Austin Tice’s mother sees hope for his release as Syria frees another American By Reuters


Author: Phil Stewart

WASHINGTON (Reuters) – The mother of U.S. journalist Austin Tice, who was captured while reporting in Syria in August 2012, expressed hope on Sunday that the upheaval in Syria would lead to her son’s freedom.

Debra Tice said the news that rebels had freed Missouri resident Travis Timmerman from a Syrian prison felt like a “rehearsal.” Her children woke her up when pictures of Timmerman started circulating on social media and misidentified him as Tisa.

Asked if Timmerman’s misidentification was a moment of false hope, Debra Tice instead characterized it as a moment of joy to be shared. Timmerman said he traveled to Syria earlier this year on a spiritual mission and was arrested for entering the country illegally.

“It was almost like having a rehearsal … a hint of what it’s really going to feel like when Austin is walking around freely,” she told NBC’s “Meet the Press.”

Tice is the focus of a massive manhunt following the ouster of Syrian President Bashar al-Assad last week after 13 years of civil war. The rebels, led by the militant group Hayat Tahrir al-Sham, freed thousands of people from prisons in Damascus where Assad held political opponents, ordinary civilians and foreigners.

A week after Assad’s ouster, some US officials fear Tice may have been killed during a recent round of Israeli airstrikes. Officials are also concerned that Tice, if held underground in a cell, may have been deprived of air to breathe because Assad’s forces cut off electricity in many prisons in Damascus before the president escaped.

When asked whether the US government should be looking for Tice on the ground in Syria, Debra Tice was cautious, expressing appreciation for the efforts of journalists and other civilians on the ground to find him.

“The US government has made a decision not to go to Damascus.” So I think if they don’t want to be there, they shouldn’t be there. And the people who are there are people who are determined,” she said.

Tice, who worked as a freelance reporter for the Washington Post and McClatchy, was one of the first American journalists to arrive in Syria after the civil war broke out.

In August 2012, during the fighting in Aleppo, captured.

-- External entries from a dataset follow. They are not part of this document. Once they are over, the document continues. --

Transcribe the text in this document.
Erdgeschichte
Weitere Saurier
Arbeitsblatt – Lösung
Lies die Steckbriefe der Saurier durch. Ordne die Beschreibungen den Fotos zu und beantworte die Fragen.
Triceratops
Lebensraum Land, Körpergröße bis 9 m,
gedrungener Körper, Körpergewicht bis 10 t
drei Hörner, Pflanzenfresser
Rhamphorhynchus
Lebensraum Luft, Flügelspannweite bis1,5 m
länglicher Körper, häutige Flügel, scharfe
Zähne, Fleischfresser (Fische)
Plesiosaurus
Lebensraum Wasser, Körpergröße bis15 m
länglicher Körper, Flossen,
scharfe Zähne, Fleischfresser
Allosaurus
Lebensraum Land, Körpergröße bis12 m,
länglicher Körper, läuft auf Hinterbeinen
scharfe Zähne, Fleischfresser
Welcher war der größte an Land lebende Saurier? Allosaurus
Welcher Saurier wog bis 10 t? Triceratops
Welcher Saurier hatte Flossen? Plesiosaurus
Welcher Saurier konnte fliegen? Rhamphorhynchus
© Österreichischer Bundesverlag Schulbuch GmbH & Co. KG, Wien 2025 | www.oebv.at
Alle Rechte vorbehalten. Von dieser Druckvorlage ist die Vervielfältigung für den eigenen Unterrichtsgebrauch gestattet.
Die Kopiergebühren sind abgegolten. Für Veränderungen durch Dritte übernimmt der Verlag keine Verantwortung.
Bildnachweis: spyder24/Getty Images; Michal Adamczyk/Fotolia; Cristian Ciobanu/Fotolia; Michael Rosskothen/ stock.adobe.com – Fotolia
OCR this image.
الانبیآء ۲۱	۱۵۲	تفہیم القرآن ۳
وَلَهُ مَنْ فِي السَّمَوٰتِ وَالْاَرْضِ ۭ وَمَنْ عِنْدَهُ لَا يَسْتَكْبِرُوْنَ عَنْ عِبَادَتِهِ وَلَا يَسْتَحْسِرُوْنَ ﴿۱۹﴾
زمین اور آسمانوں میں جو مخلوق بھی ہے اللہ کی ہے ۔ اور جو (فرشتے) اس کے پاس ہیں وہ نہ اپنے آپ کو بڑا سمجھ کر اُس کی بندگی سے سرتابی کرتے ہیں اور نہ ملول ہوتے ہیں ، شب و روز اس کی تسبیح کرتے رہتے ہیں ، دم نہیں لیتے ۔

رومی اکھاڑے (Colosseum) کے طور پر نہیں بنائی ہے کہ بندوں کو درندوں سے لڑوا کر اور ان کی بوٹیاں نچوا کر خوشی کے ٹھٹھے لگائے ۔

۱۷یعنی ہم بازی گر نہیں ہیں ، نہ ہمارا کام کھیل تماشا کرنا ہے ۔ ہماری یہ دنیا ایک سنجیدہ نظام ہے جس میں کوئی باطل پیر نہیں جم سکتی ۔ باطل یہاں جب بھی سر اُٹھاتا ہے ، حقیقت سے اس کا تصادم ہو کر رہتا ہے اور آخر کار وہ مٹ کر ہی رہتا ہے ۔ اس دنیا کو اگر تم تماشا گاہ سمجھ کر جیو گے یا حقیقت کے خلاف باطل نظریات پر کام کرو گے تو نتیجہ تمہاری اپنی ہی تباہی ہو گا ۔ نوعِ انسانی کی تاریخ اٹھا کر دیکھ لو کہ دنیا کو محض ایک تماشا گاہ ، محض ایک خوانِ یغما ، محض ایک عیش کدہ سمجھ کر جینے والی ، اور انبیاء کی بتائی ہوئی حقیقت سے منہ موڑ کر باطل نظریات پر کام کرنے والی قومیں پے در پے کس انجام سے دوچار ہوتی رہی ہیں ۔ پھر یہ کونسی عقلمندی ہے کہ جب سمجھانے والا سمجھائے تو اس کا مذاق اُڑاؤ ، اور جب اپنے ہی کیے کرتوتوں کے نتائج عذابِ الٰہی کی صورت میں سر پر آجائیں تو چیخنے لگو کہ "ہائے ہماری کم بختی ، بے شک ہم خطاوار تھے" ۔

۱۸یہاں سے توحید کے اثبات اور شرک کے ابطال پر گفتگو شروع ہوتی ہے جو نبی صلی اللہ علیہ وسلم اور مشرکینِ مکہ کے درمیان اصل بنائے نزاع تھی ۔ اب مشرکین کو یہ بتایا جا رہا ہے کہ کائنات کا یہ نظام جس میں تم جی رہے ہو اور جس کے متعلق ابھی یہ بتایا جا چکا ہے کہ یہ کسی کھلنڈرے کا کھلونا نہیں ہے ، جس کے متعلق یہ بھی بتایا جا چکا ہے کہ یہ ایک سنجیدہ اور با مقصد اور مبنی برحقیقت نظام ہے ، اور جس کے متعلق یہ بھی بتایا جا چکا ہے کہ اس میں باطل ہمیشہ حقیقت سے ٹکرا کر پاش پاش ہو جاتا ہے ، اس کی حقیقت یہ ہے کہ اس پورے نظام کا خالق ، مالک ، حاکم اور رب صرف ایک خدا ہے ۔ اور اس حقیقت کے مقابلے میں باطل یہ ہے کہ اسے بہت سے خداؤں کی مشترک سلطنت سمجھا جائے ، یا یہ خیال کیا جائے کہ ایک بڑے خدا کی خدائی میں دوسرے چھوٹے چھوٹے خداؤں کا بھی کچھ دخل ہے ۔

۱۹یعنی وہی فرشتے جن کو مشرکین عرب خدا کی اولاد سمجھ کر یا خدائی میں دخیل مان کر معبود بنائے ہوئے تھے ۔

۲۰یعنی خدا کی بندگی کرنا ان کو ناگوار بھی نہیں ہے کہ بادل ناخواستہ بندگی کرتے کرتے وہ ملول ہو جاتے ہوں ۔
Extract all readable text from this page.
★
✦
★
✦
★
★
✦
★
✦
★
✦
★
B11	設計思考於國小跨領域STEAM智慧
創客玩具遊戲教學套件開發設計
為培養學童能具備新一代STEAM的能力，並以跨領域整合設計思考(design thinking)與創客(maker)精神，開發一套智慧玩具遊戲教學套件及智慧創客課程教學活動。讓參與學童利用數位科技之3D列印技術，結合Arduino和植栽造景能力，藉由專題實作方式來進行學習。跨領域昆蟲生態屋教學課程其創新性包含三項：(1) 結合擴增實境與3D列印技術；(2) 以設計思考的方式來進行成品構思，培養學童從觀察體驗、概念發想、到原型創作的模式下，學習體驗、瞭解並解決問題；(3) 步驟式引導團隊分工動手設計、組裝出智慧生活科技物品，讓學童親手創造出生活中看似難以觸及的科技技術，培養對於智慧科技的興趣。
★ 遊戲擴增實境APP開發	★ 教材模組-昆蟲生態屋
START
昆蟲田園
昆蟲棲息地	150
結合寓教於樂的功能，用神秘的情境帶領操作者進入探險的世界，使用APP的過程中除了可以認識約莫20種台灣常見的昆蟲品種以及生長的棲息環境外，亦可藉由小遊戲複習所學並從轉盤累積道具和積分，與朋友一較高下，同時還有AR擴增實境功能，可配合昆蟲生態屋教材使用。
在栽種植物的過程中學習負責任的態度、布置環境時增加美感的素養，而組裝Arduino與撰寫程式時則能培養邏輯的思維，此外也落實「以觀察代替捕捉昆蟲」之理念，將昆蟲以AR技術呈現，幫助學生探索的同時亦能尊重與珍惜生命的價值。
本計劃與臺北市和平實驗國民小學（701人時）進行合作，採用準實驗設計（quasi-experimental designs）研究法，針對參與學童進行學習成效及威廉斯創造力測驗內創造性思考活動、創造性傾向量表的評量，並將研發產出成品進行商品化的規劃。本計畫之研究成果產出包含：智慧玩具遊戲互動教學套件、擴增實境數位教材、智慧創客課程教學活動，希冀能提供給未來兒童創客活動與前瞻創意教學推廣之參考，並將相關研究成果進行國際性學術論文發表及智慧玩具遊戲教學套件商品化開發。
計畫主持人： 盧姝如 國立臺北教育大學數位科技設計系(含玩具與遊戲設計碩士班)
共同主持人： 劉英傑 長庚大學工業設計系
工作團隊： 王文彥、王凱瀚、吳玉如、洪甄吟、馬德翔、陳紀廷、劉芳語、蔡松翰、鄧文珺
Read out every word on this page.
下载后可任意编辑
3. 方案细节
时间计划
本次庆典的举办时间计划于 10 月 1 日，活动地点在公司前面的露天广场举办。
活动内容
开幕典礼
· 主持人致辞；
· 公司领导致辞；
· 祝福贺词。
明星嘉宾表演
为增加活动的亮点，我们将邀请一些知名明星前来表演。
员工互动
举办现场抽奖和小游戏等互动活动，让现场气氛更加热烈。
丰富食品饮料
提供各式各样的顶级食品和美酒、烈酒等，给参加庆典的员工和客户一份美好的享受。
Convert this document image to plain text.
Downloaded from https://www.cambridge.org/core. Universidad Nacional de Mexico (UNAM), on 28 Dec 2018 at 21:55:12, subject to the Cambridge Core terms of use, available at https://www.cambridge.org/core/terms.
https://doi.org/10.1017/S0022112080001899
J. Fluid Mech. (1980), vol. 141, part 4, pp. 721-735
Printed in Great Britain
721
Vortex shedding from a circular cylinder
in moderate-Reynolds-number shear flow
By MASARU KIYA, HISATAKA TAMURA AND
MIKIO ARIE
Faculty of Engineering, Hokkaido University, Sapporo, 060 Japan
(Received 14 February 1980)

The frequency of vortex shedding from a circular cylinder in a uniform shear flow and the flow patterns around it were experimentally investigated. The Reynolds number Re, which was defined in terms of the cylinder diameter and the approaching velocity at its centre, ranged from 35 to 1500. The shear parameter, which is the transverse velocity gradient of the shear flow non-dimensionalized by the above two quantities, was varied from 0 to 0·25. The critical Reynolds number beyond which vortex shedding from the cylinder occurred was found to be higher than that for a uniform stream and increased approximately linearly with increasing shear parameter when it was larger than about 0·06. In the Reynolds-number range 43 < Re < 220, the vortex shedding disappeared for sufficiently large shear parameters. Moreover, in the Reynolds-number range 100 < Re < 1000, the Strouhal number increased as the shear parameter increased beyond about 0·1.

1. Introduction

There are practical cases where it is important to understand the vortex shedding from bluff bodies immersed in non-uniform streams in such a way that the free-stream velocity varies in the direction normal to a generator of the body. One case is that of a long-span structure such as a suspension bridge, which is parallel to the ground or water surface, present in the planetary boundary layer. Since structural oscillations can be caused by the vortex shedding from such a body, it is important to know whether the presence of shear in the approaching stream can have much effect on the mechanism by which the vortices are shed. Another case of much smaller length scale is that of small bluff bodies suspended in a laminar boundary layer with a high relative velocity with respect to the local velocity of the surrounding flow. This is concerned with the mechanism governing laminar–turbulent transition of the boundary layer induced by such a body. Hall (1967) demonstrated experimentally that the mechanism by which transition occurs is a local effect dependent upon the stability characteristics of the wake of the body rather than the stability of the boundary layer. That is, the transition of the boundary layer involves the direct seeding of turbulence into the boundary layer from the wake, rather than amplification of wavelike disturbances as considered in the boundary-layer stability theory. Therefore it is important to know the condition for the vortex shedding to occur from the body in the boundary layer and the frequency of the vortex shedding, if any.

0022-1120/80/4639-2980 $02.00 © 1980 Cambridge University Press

© Reuters. FILE PHOTO: Debra Tice, mother of journalist Austin Tice who disappeared while reporting in Syria in 2012, holds a news conference at the National Press Club in Washington, U.S., May 2, 2023. REUTERS/Evelin Hockstein/File Photo

Weeks later, a video was posted on YouTube showing Tice blindfolded, hands tied behind his back. He was led up the hill by armed men wearing what appeared to be Afghan uniforms and shouting “God is great” in an apparent attempt to blame Islamist insurgents for his arrest, although the video only gained attention when it was posted on the Facebook (NASDAK 🙂 page linked to Assad’s supporters.

On Friday, Reuters first reported that in 2013 Tice, a former marine, managed to sneak out of his cell and was seen moving between houses in the streets of Damascus’ upscale Maze neighborhood.